On another front, P300 derangement occurs in both types of RF, and Its latency correlated well with severity of hypoxemia in both types. In type 2 RF, it may be partially responsible, however, in type 1 it is the only culprit. The question which arises here is whether correction of hypoxemia, however mild, may be of help in correcting the associated cognitive derangements. In cases of overt clinical respiratory encephalopathy associated with severe hypoxemia, the use of oxygen led to clear mental improvement, which formed the basis for portable oxygen therapy. Should portable oxygen be offered to patients with a milder degree of RF, especially those undertaking sophisticated, specialized professions? Results of the present study clearly goes in favor of such a decision, as the use of P300 latency as the marker of processing time was found to be prolonged in most of these patients. However a more definite answer to this question is expected from a prospective interventional study, where P300 latency is assessed before and after administering oxygen.
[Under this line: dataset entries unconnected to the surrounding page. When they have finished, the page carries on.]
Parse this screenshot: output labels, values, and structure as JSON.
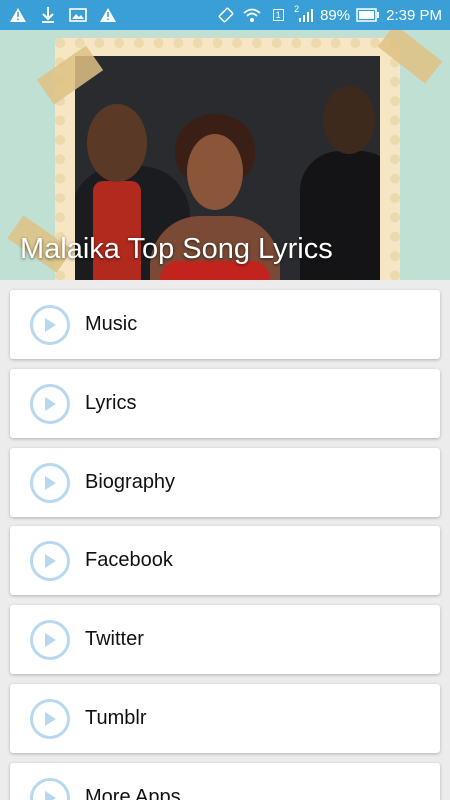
{
  "status_bar": {
    "battery": "89%",
    "time": "2:39 PM",
    "sim_label": "1",
    "signal_label": "2",
    "left_icons": [
      "warning-icon",
      "download-icon",
      "image-icon",
      "warning-icon"
    ],
    "right_icons": [
      "vibrate-icon",
      "wifi-icon",
      "sim-icon",
      "signal-icon",
      "battery-icon"
    ]
  },
  "header": {
    "title": "Malaika Top Song Lyrics"
  },
  "menu": {
    "items": [
      {
        "label": "Music",
        "icon": "play-icon"
      },
      {
        "label": "Lyrics",
        "icon": "play-icon"
      },
      {
        "label": "Biography",
        "icon": "play-icon"
      },
      {
        "label": "Facebook",
        "icon": "play-icon"
      },
      {
        "label": "Twitter",
        "icon": "play-icon"
      },
      {
        "label": "Tumblr",
        "icon": "play-icon"
      },
      {
        "label": "More Apps",
        "icon": "play-icon"
      }
    ]
  },
  "colors": {
    "status_bar": "#3a9fd7",
    "play_icon": "#b7d8ef",
    "background": "#ececec"
  }
}
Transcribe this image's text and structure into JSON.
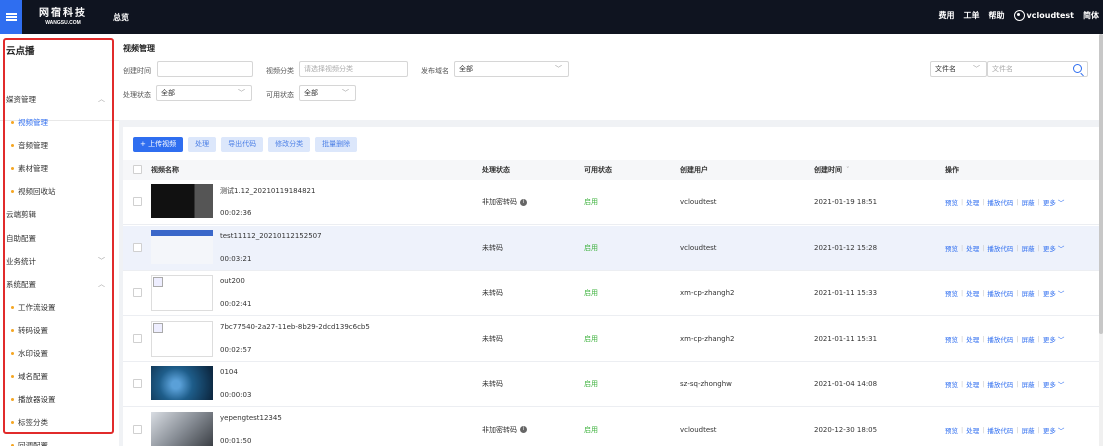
{
  "topbar": {
    "logo_cn": "网宿科技",
    "logo_en": "WANGSU.COM",
    "overview": "总览",
    "links": [
      "费用",
      "工单",
      "帮助"
    ],
    "username": "vcloudtest",
    "lang": "简体"
  },
  "sidebar": {
    "title": "云点播",
    "items": [
      {
        "label": "媒资管理",
        "type": "group",
        "chevron": "up"
      },
      {
        "label": "视频管理",
        "type": "sub",
        "active": true
      },
      {
        "label": "音频管理",
        "type": "sub"
      },
      {
        "label": "素材管理",
        "type": "sub"
      },
      {
        "label": "视频回收站",
        "type": "sub"
      },
      {
        "label": "云端剪辑",
        "type": "group"
      },
      {
        "label": "自助配置",
        "type": "group"
      },
      {
        "label": "业务统计",
        "type": "group",
        "chevron": "down"
      },
      {
        "label": "系统配置",
        "type": "group",
        "chevron": "up"
      },
      {
        "label": "工作流设置",
        "type": "sub"
      },
      {
        "label": "转码设置",
        "type": "sub"
      },
      {
        "label": "水印设置",
        "type": "sub"
      },
      {
        "label": "域名配置",
        "type": "sub"
      },
      {
        "label": "播放器设置",
        "type": "sub"
      },
      {
        "label": "标签分类",
        "type": "sub"
      },
      {
        "label": "回调配置",
        "type": "sub"
      }
    ]
  },
  "filters": {
    "page_title": "视频管理",
    "create_time_label": "创建时间",
    "video_category_label": "视频分类",
    "video_category_placeholder": "请选择视频分类",
    "publish_domain_label": "发布域名",
    "publish_domain_value": "全部",
    "process_status_label": "处理状态",
    "process_status_value": "全部",
    "available_status_label": "可用状态",
    "available_status_value": "全部",
    "search_field_value": "文件名",
    "search_placeholder": "文件名"
  },
  "toolbar": {
    "upload": "+ 上传视频",
    "process": "处理",
    "export": "导出代码",
    "modify_category": "修改分类",
    "batch_delete": "批量删除"
  },
  "table": {
    "headers": {
      "name": "视频名称",
      "process_status": "处理状态",
      "available_status": "可用状态",
      "creator": "创建用户",
      "created_at": "创建时间",
      "ops": "操作"
    },
    "op_labels": [
      "预览",
      "处理",
      "播放代码",
      "屏蔽",
      "更多"
    ],
    "rows": [
      {
        "title": "测试1.12_20210119184821",
        "duration": "00:02:36",
        "status": "非加密转码",
        "info": true,
        "available": "启用",
        "user": "vcloudtest",
        "time": "2021-01-19 18:51",
        "thumb": "dark"
      },
      {
        "title": "test11112_20210112152507",
        "duration": "00:03:21",
        "status": "未转码",
        "available": "启用",
        "user": "vcloudtest",
        "time": "2021-01-12 15:28",
        "thumb": "web"
      },
      {
        "title": "out200",
        "duration": "00:02:41",
        "status": "未转码",
        "available": "启用",
        "user": "xm-cp-zhangh2",
        "time": "2021-01-11 15:33",
        "thumb": "broken"
      },
      {
        "title": "7bc77540-2a27-11eb-8b29-2dcd139c6cb5",
        "duration": "00:02:57",
        "status": "未转码",
        "available": "启用",
        "user": "xm-cp-zhangh2",
        "time": "2021-01-11 15:31",
        "thumb": "broken"
      },
      {
        "title": "0104",
        "duration": "00:00:03",
        "status": "未转码",
        "available": "启用",
        "user": "sz-sq-zhonghw",
        "time": "2021-01-04 14:08",
        "thumb": "blue"
      },
      {
        "title": "yepengtest12345",
        "duration": "00:01:50",
        "status": "非加密转码",
        "info": true,
        "available": "启用",
        "user": "vcloudtest",
        "time": "2020-12-30 18:05",
        "thumb": "office"
      }
    ]
  },
  "colors": {
    "accent": "#2f6ef0",
    "topbar": "#0f1420",
    "enabled": "#3fb33f",
    "highlight_box": "#e12b2b"
  }
}
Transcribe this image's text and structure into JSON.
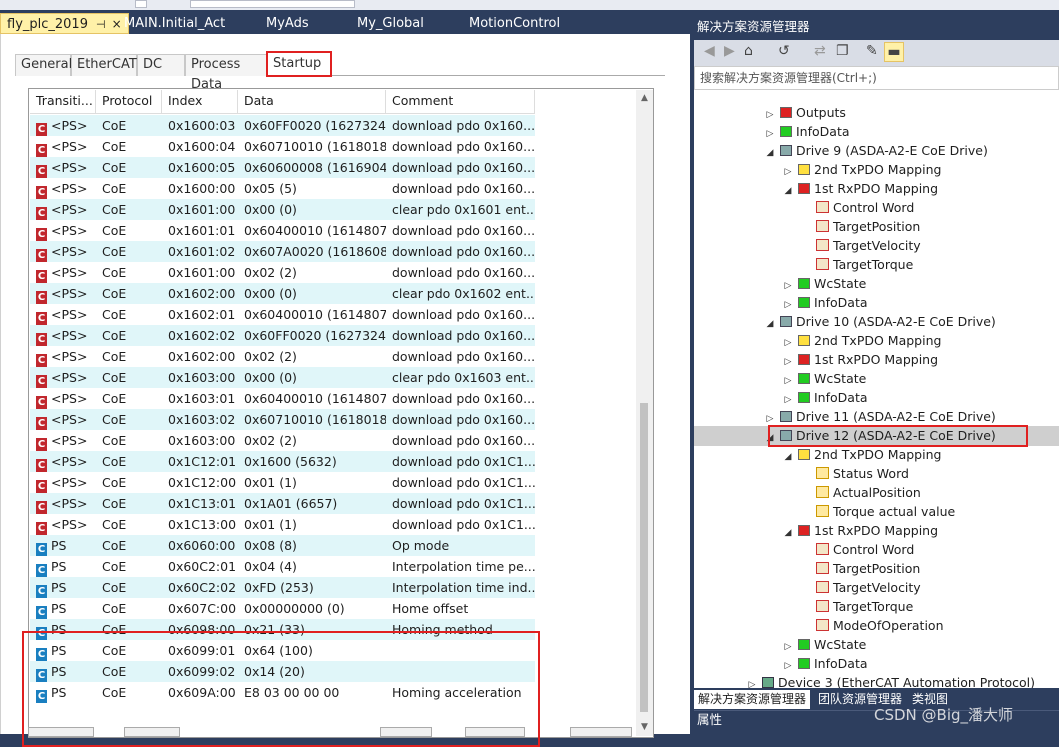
{
  "doc_tabs": [
    {
      "label": "fly_plc_2019",
      "active": true,
      "pin": "⊣",
      "close": "×"
    },
    {
      "label": "MAIN.Initial_Act"
    },
    {
      "label": "MyAds"
    },
    {
      "label": "My_Global"
    },
    {
      "label": "MotionControl"
    }
  ],
  "sub_tabs": [
    "General",
    "EtherCAT",
    "DC",
    "Process Data",
    "Startup"
  ],
  "grid": {
    "columns": [
      "Transiti...",
      "Protocol",
      "Index",
      "Data",
      "Comment"
    ],
    "rows": [
      [
        "C",
        "<PS>",
        "CoE",
        "0x1600:03",
        "0x60FF0020 (1627324...",
        "download pdo 0x160..."
      ],
      [
        "C",
        "<PS>",
        "CoE",
        "0x1600:04",
        "0x60710010 (1618018...",
        "download pdo 0x160..."
      ],
      [
        "C",
        "<PS>",
        "CoE",
        "0x1600:05",
        "0x60600008 (1616904...",
        "download pdo 0x160..."
      ],
      [
        "C",
        "<PS>",
        "CoE",
        "0x1600:00",
        "0x05 (5)",
        "download pdo 0x160..."
      ],
      [
        "C",
        "<PS>",
        "CoE",
        "0x1601:00",
        "0x00 (0)",
        "clear pdo 0x1601 ent..."
      ],
      [
        "C",
        "<PS>",
        "CoE",
        "0x1601:01",
        "0x60400010 (1614807...",
        "download pdo 0x160..."
      ],
      [
        "C",
        "<PS>",
        "CoE",
        "0x1601:02",
        "0x607A0020 (1618608...",
        "download pdo 0x160..."
      ],
      [
        "C",
        "<PS>",
        "CoE",
        "0x1601:00",
        "0x02 (2)",
        "download pdo 0x160..."
      ],
      [
        "C",
        "<PS>",
        "CoE",
        "0x1602:00",
        "0x00 (0)",
        "clear pdo 0x1602 ent..."
      ],
      [
        "C",
        "<PS>",
        "CoE",
        "0x1602:01",
        "0x60400010 (1614807...",
        "download pdo 0x160..."
      ],
      [
        "C",
        "<PS>",
        "CoE",
        "0x1602:02",
        "0x60FF0020 (1627324...",
        "download pdo 0x160..."
      ],
      [
        "C",
        "<PS>",
        "CoE",
        "0x1602:00",
        "0x02 (2)",
        "download pdo 0x160..."
      ],
      [
        "C",
        "<PS>",
        "CoE",
        "0x1603:00",
        "0x00 (0)",
        "clear pdo 0x1603 ent..."
      ],
      [
        "C",
        "<PS>",
        "CoE",
        "0x1603:01",
        "0x60400010 (1614807...",
        "download pdo 0x160..."
      ],
      [
        "C",
        "<PS>",
        "CoE",
        "0x1603:02",
        "0x60710010 (1618018...",
        "download pdo 0x160..."
      ],
      [
        "C",
        "<PS>",
        "CoE",
        "0x1603:00",
        "0x02 (2)",
        "download pdo 0x160..."
      ],
      [
        "C",
        "<PS>",
        "CoE",
        "0x1C12:01",
        "0x1600 (5632)",
        "download pdo 0x1C1..."
      ],
      [
        "C",
        "<PS>",
        "CoE",
        "0x1C12:00",
        "0x01 (1)",
        "download pdo 0x1C1..."
      ],
      [
        "C",
        "<PS>",
        "CoE",
        "0x1C13:01",
        "0x1A01 (6657)",
        "download pdo 0x1C1..."
      ],
      [
        "C",
        "<PS>",
        "CoE",
        "0x1C13:00",
        "0x01 (1)",
        "download pdo 0x1C1..."
      ],
      [
        "C",
        "PS",
        "CoE",
        "0x6060:00",
        "0x08 (8)",
        "Op mode"
      ],
      [
        "C",
        "PS",
        "CoE",
        "0x60C2:01",
        "0x04 (4)",
        "Interpolation time pe..."
      ],
      [
        "C",
        "PS",
        "CoE",
        "0x60C2:02",
        "0xFD (253)",
        "Interpolation time ind..."
      ],
      [
        "C",
        "PS",
        "CoE",
        "0x607C:00",
        "0x00000000 (0)",
        "Home offset"
      ],
      [
        "C",
        "PS",
        "CoE",
        "0x6098:00",
        "0x21 (33)",
        "Homing method"
      ],
      [
        "C",
        "PS",
        "CoE",
        "0x6099:01",
        "0x64 (100)",
        ""
      ],
      [
        "C",
        "PS",
        "CoE",
        "0x6099:02",
        "0x14 (20)",
        ""
      ],
      [
        "C",
        "PS",
        "CoE",
        "0x609A:00",
        "E8 03 00 00 00",
        "Homing acceleration"
      ]
    ]
  },
  "solution": {
    "title": "解决方案资源管理器",
    "search_placeholder": "搜索解决方案资源管理器(Ctrl+;)",
    "tree": [
      {
        "label": "Outputs",
        "indent": 4,
        "arrow": "▷",
        "icon": "red"
      },
      {
        "label": "InfoData",
        "indent": 4,
        "arrow": "▷",
        "icon": "green"
      },
      {
        "label": "Drive 9 (ASDA-A2-E CoE Drive)",
        "indent": 4,
        "arrow": "◢",
        "icon": "drv"
      },
      {
        "label": "2nd TxPDO Mapping",
        "indent": 5,
        "arrow": "▷",
        "icon": "yellow"
      },
      {
        "label": "1st RxPDO Mapping",
        "indent": 5,
        "arrow": "◢",
        "icon": "red"
      },
      {
        "label": "Control Word",
        "indent": 6,
        "arrow": "",
        "icon": "varr"
      },
      {
        "label": "TargetPosition",
        "indent": 6,
        "arrow": "",
        "icon": "varr"
      },
      {
        "label": "TargetVelocity",
        "indent": 6,
        "arrow": "",
        "icon": "varr"
      },
      {
        "label": "TargetTorque",
        "indent": 6,
        "arrow": "",
        "icon": "varr"
      },
      {
        "label": "WcState",
        "indent": 5,
        "arrow": "▷",
        "icon": "green"
      },
      {
        "label": "InfoData",
        "indent": 5,
        "arrow": "▷",
        "icon": "green"
      },
      {
        "label": "Drive 10 (ASDA-A2-E CoE Drive)",
        "indent": 4,
        "arrow": "◢",
        "icon": "drv"
      },
      {
        "label": "2nd TxPDO Mapping",
        "indent": 5,
        "arrow": "▷",
        "icon": "yellow"
      },
      {
        "label": "1st RxPDO Mapping",
        "indent": 5,
        "arrow": "▷",
        "icon": "red"
      },
      {
        "label": "WcState",
        "indent": 5,
        "arrow": "▷",
        "icon": "green"
      },
      {
        "label": "InfoData",
        "indent": 5,
        "arrow": "▷",
        "icon": "green"
      },
      {
        "label": "Drive 11 (ASDA-A2-E CoE Drive)",
        "indent": 4,
        "arrow": "▷",
        "icon": "drv"
      },
      {
        "label": "Drive 12 (ASDA-A2-E CoE Drive)",
        "indent": 4,
        "arrow": "◢",
        "icon": "drv",
        "selected": true
      },
      {
        "label": "2nd TxPDO Mapping",
        "indent": 5,
        "arrow": "◢",
        "icon": "yellow"
      },
      {
        "label": "Status Word",
        "indent": 6,
        "arrow": "",
        "icon": "vary"
      },
      {
        "label": "ActualPosition",
        "indent": 6,
        "arrow": "",
        "icon": "vary"
      },
      {
        "label": "Torque actual value",
        "indent": 6,
        "arrow": "",
        "icon": "vary"
      },
      {
        "label": "1st RxPDO Mapping",
        "indent": 5,
        "arrow": "◢",
        "icon": "red"
      },
      {
        "label": "Control Word",
        "indent": 6,
        "arrow": "",
        "icon": "varr"
      },
      {
        "label": "TargetPosition",
        "indent": 6,
        "arrow": "",
        "icon": "varr"
      },
      {
        "label": "TargetVelocity",
        "indent": 6,
        "arrow": "",
        "icon": "varr"
      },
      {
        "label": "TargetTorque",
        "indent": 6,
        "arrow": "",
        "icon": "varr"
      },
      {
        "label": "ModeOfOperation",
        "indent": 6,
        "arrow": "",
        "icon": "varr"
      },
      {
        "label": "WcState",
        "indent": 5,
        "arrow": "▷",
        "icon": "green"
      },
      {
        "label": "InfoData",
        "indent": 5,
        "arrow": "▷",
        "icon": "green"
      },
      {
        "label": "Device 3 (EtherCAT Automation Protocol)",
        "indent": 3,
        "arrow": "▷",
        "icon": "dev"
      }
    ],
    "bottom_tabs": [
      "解决方案资源管理器",
      "团队资源管理器",
      "类视图"
    ],
    "properties_label": "属性"
  },
  "watermark": "CSDN @Big_潘大师"
}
Finally, P300 latency varies widely in normal subjects, making measurements of individual patients of little use generally. Although we were able to establish a normal P300 latency value with a two standard-error range in this study, the practical use of these absolute values in individual patients will require prolonged experience. The main benefit of this potential will be in assessing the benefit of a therapeutic modality, ie, oxygen, in a group of patients with respiratory encephalopathy. Or conversely, assessing the effect of any medicine used for other reasons on exacerbating encephalopathy. Taking into account the fact that all patients in the group of mild encephalopathy do not use oxygen therapy, it is reasonable to suggest that at least some of those patients may benefit from an earlier introduction of such treatment, especially a subgroup of patients holding critical responsibilities, in whom cognitive dysfunction may affect their optimum performance.